Codepage for JSON output

Posted: 2018-07-05T22:28:20-07:00
by AlexRozen
Let's imagine that we have someimage.jpg with embedded comment, containing some non-latin characters.

I am trying to use following command:
magick.exe convert someimage.jpg someimage.json

resulting json does contain the comment, but it is written in the current windows ANSI codepage (1251 in my location).
I am sure that correct encoding for JSON output should be something more universal, like UTF-8.

Can that be configured via the CLI, or it's a bug?

Re: Codepage for JSON output

Posted: 2018-07-05T22:41:38-07:00
by fmw42
I cannot answer the question about json output. But in Imagemagick 7, one uses magick, not convert and not magick convert.

Re: Codepage for JSON output

Posted: 2018-07-06T00:25:55-07:00
by snibgo
@AlexRozen: please link to a sample image file that contains a comment with non-Latin characters.

Please also say what version of IM you use, on what platform (I guess Windows).

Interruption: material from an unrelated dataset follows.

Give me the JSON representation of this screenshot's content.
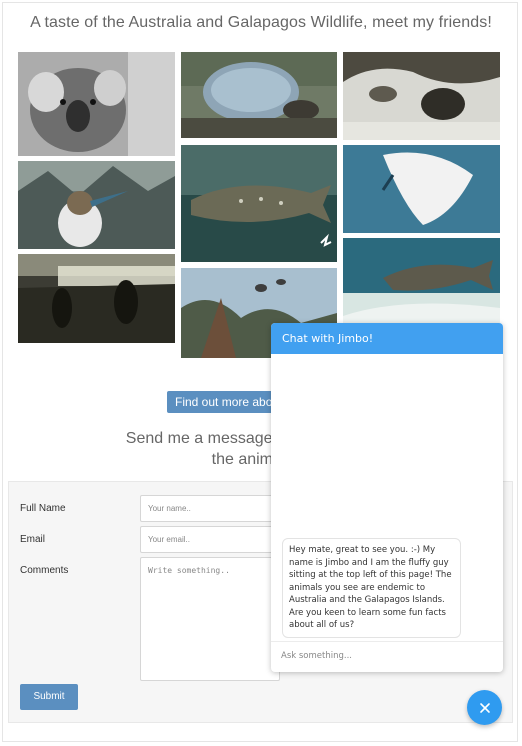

Re: Codepage for JSON output

Posted: 2018-07-06T05:57:34-07:00
by AlexRozen
I have checked it with ImageMagick-7.0.8-5-portable-Q16-x64
Sample image is here https://drive.google.com/file/d/1R-bRWZ ... sp=sharing

use command
magick.exe convert IMG_3010.JPG IMG_3010.JSON

Resulting json-file contains "comment": "Надежда"

It's pure Cyrillic, so it can be saved into cp1251 correctly. But I can't be sure about it on other platforms and/or distributions.

P.S. I have checked the binary of this jpeg file and another DICOM image file. Both are containing cyrillic strings in binary cp1251 form inside of them.
So, it seems that they are originally stored without unicode and ImageMagick have no chances to determine their true codepage :(

Re: Codepage for JSON output

Posted: 2018-07-06T06:28:02-07:00
by snibgo
AlexRozen wrote:So, it seems that they are originally stored without unicode and ImageMagick have no chances to determine their true codepage
Yes, as you say, the text is encoded as CP 1251, not UTF. IM can't guess which codepage is needed.